L'accoglienza a Cariati dei profughi ucraini
3 minuti per la letturaCARIATI (COSENZA) – Hanno il volto segnato dal dolore di chi è costretto a fuggire dal proprio paese, dopo aver toccato da vicino la morte sotto i bombardamenti. Vira e Svitlana sono nuora e suocera, giunte dall’Ucraina in Italia nella settimana di Pasqua insieme ai loro otto bambini di varie età (il più piccolo due anni, la più grande 18, in mezzo due gemelli di tre anni). Tutti, tra l’altro, scampati miracolosamente anche a una serie di esplosioni che sembrava dovessero centrare i vagoni del treno che li stava portando via.
Ma il cuore è rimasto lì, nella loro terra ferita. Vira, 38 anni e un fisico robusto, ha con sé la figlia diciottenne e un bambino di 11 anni. Nonna Svitlana, che di anni ne ha 61, e l’esile figura segnata dalla sofferenza e dalla paura, ha affrontato con coraggio il drammatico passaggio fino all’Italia, per mettere in salvo anche altri sei nipoti, tutti minorenni.
Il viaggio dalla loro terra è, infatti, durato sette giorni e si è concluso a Cariati, dove hanno ricevuto la calorosa accoglienza delle suore di Santa Gemma Galgani, con il sostegno del parroco di “Cristo Re”, don George Viju, e dei volontari. La famiglia di profughi era partita da Maidan, nel Donetsk; al confine con la Polonia, si sono imbarcati su un aereo della Caritas Italiana che li ha trasportati a Roma.

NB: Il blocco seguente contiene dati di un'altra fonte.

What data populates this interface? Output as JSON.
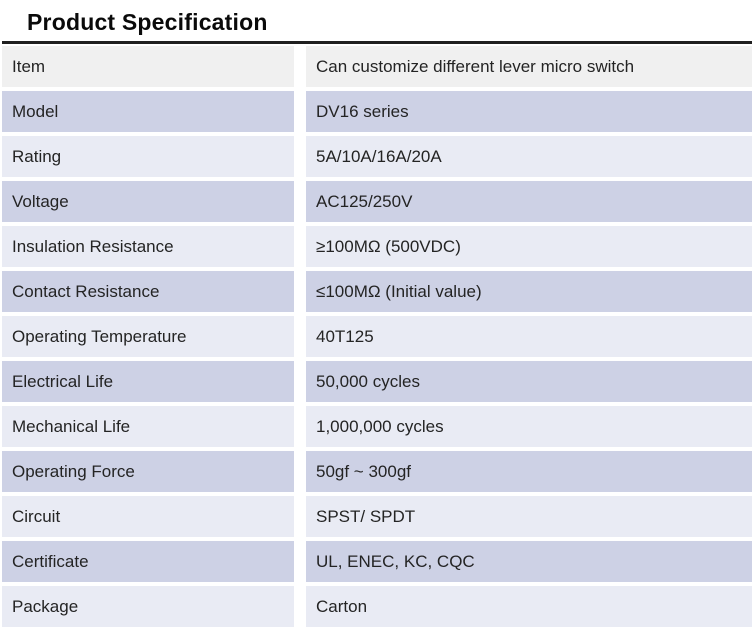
{
  "page": {
    "title": "Product Specification"
  },
  "colors": {
    "top_border": "#1f1f1f",
    "row_first_bg": "#f0f0f0",
    "row_dark_bg": "#cdd1e5",
    "row_light_bg": "#e9ebf4",
    "text": "#242424"
  },
  "table": {
    "rows": [
      {
        "label": "Item",
        "value": "Can customize different lever micro switch"
      },
      {
        "label": "Model",
        "value": "DV16 series"
      },
      {
        "label": "Rating",
        "value": "5A/10A/16A/20A"
      },
      {
        "label": "Voltage",
        "value": "AC125/250V"
      },
      {
        "label": "Insulation Resistance",
        "value": "≥100MΩ (500VDC)"
      },
      {
        "label": "Contact Resistance",
        "value": "≤100MΩ (Initial value)"
      },
      {
        "label": "Operating Temperature",
        "value": "40T125"
      },
      {
        "label": "Electrical Life",
        "value": "50,000 cycles"
      },
      {
        "label": "Mechanical Life",
        "value": "1,000,000 cycles"
      },
      {
        "label": "Operating Force",
        "value": "50gf ~  300gf"
      },
      {
        "label": "Circuit",
        "value": "SPST/ SPDT"
      },
      {
        "label": "Certificate",
        "value": "UL, ENEC, KC, CQC"
      },
      {
        "label": "Package",
        "value": "Carton"
      }
    ]
  }
}
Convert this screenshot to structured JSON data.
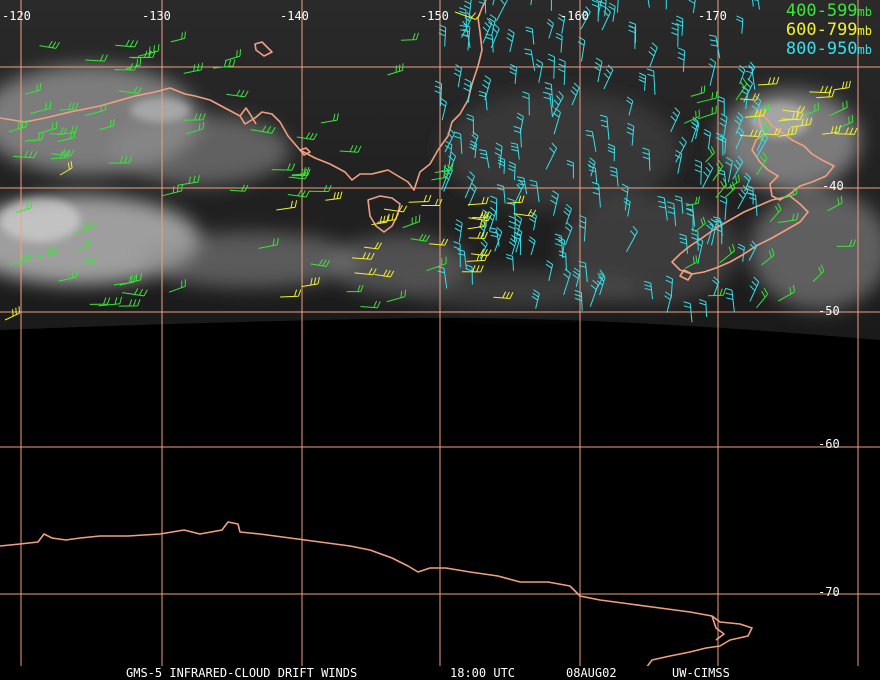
{
  "lon_labels": [
    "-120",
    "-130",
    "-140",
    "-150",
    "-160",
    "-170"
  ],
  "lat_labels": [
    "-40",
    "-50",
    "-60",
    "-70"
  ],
  "legend": [
    {
      "text": "400-599",
      "unit": "mb",
      "color": "#39e639"
    },
    {
      "text": "600-799",
      "unit": "mb",
      "color": "#f2f230"
    },
    {
      "text": "800-950",
      "unit": "mb",
      "color": "#38dfe8"
    }
  ],
  "footer": {
    "product": "GMS-5 INFRARED-CLOUD DRIFT WINDS",
    "time": "18:00 UTC",
    "date": "08AUG02",
    "source": "UW-CIMSS"
  },
  "colors": {
    "grid": "#f0a080",
    "coast": "#f0a080",
    "background": "#000000"
  }
}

Nella capitale hanno trovato ad attenderli i volontari della Caritas Diocesana di Rossano-Cariati che hanno provveduto al loro trasferimento a Cariati, dove la Madre Superiora suor Giovanna Costantino aveva già predisposto la loro sistemazione in un appartamento del Centro Missionario.
È proprio grazie a suor Giovanna e al traduttore Google che è stato possibile interloquire con la donna più giovane, per conoscere meglio la loro storia. «In Ucraina, in mezzo ai bombardamenti, ho lasciato mia madre, due sorelle, amici e parenti – racconta Vira – il nostro paese è vicino Barvenkovo ed è stato tutto bombardato, anche i paesi vicini sono stati devastati da incendi ed esplosioni. Abbiamo quindi deciso di fuggire con i bambini ma, quando siamo saliti sul treno, abbiamo subìto tre attacchi aerei, le bombe sono cadute a soli cinque metri da noi. Abbiamo avuto tantissima paura – ricorda – a me sono comparsi capelli bianchi che non avevo».
Vira e Svitlana non nascondono la grande preoccupazione per i loro uomini rimasti al fronte, come tutti quelli abili a combattere, con i quali riescono a comunicare solo tramite whatsapp. «Ci sentiamo spesso – è sempre Vira a parlare – ci dicono che i russi sono diventati più arroganti e che violentano donne e bambini». La speranza, tuttavia, è quella di tornare in Patria non appena la situazione sarà più tranquilla.
Nel frattempo, le due donne esprimono un’immensa gratitudine per suor Giovanna, che, dal canto suo, afferma: «Stiamo facendo di tutto per far vivere questi fratelli e sorelle serenamente, ma non è facile; è bastato vedere in televisione le immagini del conflitto in corso per far scappare fuori i bambini, mentre a Svitlana sono venuti gli attacchi di panico». La religiosa informa che, dopo i necessari adempimenti burocratici, gli ospiti potranno accedere ai servizi sanitari e i bambini potranno frequentare le scuole cittadine. Sarà, questa, una nuova sfida anche per la comunità educante, che avrà il compito di restituire ai piccoli quel sorriso che la guerra ha tolto loro.